Appearance and propagation of polyglutamine-based amyloids in yeast: tyrosine residues enable polymer fragmentation

Abstract

In yeast, fragmentation of amyloid polymers by the Hsp104 chaperone allows them to propagate as prions. The prion-forming domain of the yeast Sup35 protein is rich in glutamine, asparagine, tyrosine, and glycine residues, which may define its prion properties. Long polyglutamine stretches can also drive amyloid polymerization in yeast, but these polymers are unable to propagate because of poor fragmentation and exist through constant seeding with the Rnq1 prion polymers. We proposed that fragmentation of polyglutamine amyloids may be improved by incorporation of hydrophobic amino acid residues into polyglutamine stretches. To investigate this, we constructed sets of polyglutamine with or without tyrosine stretches fused to the non-prion domains of Sup35. Polymerization of these chimeras started rapidly, and its efficiency increased with stretch size. Polymerization of proteins with polyglutamine stretches shorter than 70 residues required Rnq1 prion seeds. Proteins with longer stretches polymerized independently of Rnq1 and thus could propagate. The presence of tyrosines within polyglutamine stretches dramatically enhanced polymer fragmentation and allowed polymer propagation in the absence of Rnq1 and, in some cases, of Hsp104.

FIGURE 1.

Polymerization of polyQ/QY proteins in [PIN⁺] cells. A, schematic representation of the polyQ/QY-Sup35MC proteins. The amino acid numbering of native Sup35 is given in parentheses. M, middle domain; C, C-terminal domain. In B–D, the indicated polyQ/QY proteins were expressed in [PIN⁺] cells instead of endogenous Sup35. B, cell phenotypes on YPD-red medium and synthetic medium lacking adenine (9th day of growth). Sup35MC served as the control. In C and D, cells were grown in YPD medium, and cell lysates were analyzed by electrophoresis. Gel blots were stained with antibody to Sup35M, which reveals polyQ/QY fusion proteins. C, monomer analysis by SDS-PAGE. The samples were not boiled to show the levels of only monomeric polyQ/QY proteins.
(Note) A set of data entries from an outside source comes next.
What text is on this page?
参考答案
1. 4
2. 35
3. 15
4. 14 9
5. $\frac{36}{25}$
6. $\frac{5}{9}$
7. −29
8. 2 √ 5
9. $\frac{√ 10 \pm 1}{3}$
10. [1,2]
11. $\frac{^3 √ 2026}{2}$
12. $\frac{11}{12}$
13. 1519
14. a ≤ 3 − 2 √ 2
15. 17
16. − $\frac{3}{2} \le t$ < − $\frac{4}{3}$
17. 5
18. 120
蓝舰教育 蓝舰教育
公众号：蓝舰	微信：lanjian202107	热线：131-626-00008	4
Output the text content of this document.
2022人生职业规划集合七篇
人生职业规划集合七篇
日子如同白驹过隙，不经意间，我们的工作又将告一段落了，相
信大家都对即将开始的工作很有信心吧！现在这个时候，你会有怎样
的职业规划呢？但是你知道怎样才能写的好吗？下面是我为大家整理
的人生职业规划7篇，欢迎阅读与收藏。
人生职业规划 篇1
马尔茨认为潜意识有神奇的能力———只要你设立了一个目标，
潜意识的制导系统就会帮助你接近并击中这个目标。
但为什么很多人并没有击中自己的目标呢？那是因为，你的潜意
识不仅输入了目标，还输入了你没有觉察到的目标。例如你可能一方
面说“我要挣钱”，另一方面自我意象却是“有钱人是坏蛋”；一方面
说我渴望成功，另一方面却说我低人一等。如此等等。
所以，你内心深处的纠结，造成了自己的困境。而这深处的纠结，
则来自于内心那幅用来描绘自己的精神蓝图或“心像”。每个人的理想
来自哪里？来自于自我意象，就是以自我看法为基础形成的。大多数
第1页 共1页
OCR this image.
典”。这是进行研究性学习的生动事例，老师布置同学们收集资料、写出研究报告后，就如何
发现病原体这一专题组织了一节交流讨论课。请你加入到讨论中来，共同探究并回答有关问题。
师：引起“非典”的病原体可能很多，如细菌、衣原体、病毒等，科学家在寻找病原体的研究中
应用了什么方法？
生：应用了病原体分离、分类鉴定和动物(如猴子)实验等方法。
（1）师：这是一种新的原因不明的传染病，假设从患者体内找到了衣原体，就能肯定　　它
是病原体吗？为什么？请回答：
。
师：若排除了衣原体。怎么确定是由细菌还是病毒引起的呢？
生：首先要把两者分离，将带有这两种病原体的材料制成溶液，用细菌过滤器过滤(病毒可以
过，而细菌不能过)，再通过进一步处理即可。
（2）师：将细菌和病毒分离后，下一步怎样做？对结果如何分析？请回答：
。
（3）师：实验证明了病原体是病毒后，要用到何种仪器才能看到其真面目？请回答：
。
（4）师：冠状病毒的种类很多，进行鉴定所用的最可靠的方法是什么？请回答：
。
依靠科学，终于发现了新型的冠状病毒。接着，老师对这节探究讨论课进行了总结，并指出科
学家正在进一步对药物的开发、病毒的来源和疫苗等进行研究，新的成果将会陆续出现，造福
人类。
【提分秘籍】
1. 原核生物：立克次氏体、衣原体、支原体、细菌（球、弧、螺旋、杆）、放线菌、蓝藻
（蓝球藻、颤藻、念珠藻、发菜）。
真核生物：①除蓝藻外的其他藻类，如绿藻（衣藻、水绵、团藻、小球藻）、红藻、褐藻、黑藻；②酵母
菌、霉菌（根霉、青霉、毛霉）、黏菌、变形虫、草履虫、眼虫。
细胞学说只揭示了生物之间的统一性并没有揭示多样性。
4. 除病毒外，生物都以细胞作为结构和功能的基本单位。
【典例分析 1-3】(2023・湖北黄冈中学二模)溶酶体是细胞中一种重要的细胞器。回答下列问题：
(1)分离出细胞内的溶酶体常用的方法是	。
D, polymer analysis by SDD-AGE. The molecular mass standards titin (4000 kDa) and nebulin (700 kDa) are indicated.

FIGURE 2.

Dependence of polymer appearance on the [PIN] status. Plasmids encoding the 70Q, 85Q, 131Q, 50QY, and 76QY proteins were introduced into the [PIN⁺], [pin^-], and Δrnq1 cells, and transformants were grown for 30 or 100 (^*) generations. Cell lysates were analyzed by SDD-AGE with blot immunostaining for Sup35M. Molecular mass standards are indicated in kilodaltons.

FIGURE 3.

Effects of the RNQ1 deletion on propagation of polyQ polymers. The indicated polyQ proteins were expressed in [PIN⁺] cells (+) and yielded polymers. Then, the RNQ1 gene was disrupted in these cells (Δ). Cell lysates were analyzed by SDD-AGE with blot immunostaining for Sup35M.

FIGURE 4.

Effects of the HSP104 deletion. [PIN⁺] cells were transformed with plasmids encoding the 76QY, 70Q, 85Q, and 131Q proteins. In these cells, HSP104 was disrupted (ΔH104) and then reintroduced into a centromeric plasmid (+H104). Cell lysates were prepared at 30 or 100 (^*) generations after transformation and analyzed by SDD-AGE with blot immunostaining for Sup35M. Molecular mass standards are indicated.

FIGURE 5.

Effects of GdnHCl. A, yeast cells, either wild-type or disrupted for HSP104 (ΔH104), producing 70Q and 76QY in a polymer form were grown in YPD medium containing 3 mm GdnHCl for the indicated number of generations, and cells with 76QY were then grown for 2 h in the absence of GdnHCl. B, 70Q and 85Q polymers were eliminated in the Δrnq1 strain by growing single cells into colonies in the presence of 3 mm GdnHCl. Cell lysates were analyzed by SDD-AGE with blot staining for Sup35M. The agarose gel concentration was 1.2% for the cells with 70Q and 76QYΔH104 (A) and 1.8% in other cases. Molecular mass standards are indicated.